In order to understand how the leaders of a nominally Christian community could inaugurate and carry on a systematic, high-handed persecution against their former brethren, under the government of a Mohammedan power, and inflict upon them actual punishment, it will be necessary to refer again, and more minutely, to the peculiar constitution of things under which the various nations were living in Turkey. This system of government was established when the Ottoman Turks took Constantinople. It seems to have been adopted to relieve the Sultan and his ministers of the trouble of looking after the various classes of people that were under the control of the Porte. It is a marvel that it worked even as miserably well as it did; but it opened the door for a vast amount of oppression and misrule.
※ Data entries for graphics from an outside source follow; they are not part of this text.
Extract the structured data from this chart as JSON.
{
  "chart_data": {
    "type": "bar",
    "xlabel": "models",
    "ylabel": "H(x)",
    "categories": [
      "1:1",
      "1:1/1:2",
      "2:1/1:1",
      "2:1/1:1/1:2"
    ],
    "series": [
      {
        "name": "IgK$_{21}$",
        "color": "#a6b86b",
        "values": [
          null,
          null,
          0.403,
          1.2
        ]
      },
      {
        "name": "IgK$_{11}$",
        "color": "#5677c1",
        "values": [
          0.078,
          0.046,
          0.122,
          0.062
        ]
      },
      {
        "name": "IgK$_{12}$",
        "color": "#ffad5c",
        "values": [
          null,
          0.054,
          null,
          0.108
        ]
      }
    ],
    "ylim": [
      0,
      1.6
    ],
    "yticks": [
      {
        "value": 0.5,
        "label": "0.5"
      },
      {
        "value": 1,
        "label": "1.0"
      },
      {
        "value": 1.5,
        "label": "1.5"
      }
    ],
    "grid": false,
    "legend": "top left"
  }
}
The Turkish government, of which the Sultan was the despotic head, was supreme; but only the Turks and other Mohammedans were directly amenable to its authority. All other nations, such as the Greeks, Armenians, and Jews, had each its own head and its own government, which was literally an imperium in imperia. By the fundamental law of the empire, each nation was a distinct community, and attended to its own affairs very much as if there were no other government existing in Turkey. The Armenians, for instance, had their patriarch, appointed by the Sultan and ranking with the higher Turkish pashas, who was held responsible for the government and the good conduct of that nation, and who was invested for this purpose with almost unlimited authority over his people.
Really subject to the Sultan
Though nominally and really subject to the Sultan, his acts were seldom interfered with, however arbitrary or oppressive they might be, so long as they did not affect the Mohammedans. He was both civil and ecclesiastical head of his nation, and had authority to inflict both civil and ecclesiastical penalties. One form of punishment, dreaded almost as much as death, that of banishment to distant parts of the empire, he could not inflict; but an order of banishment was easily obtained from the Sultan, especially if the application for it were accompanied with a suitable bribe.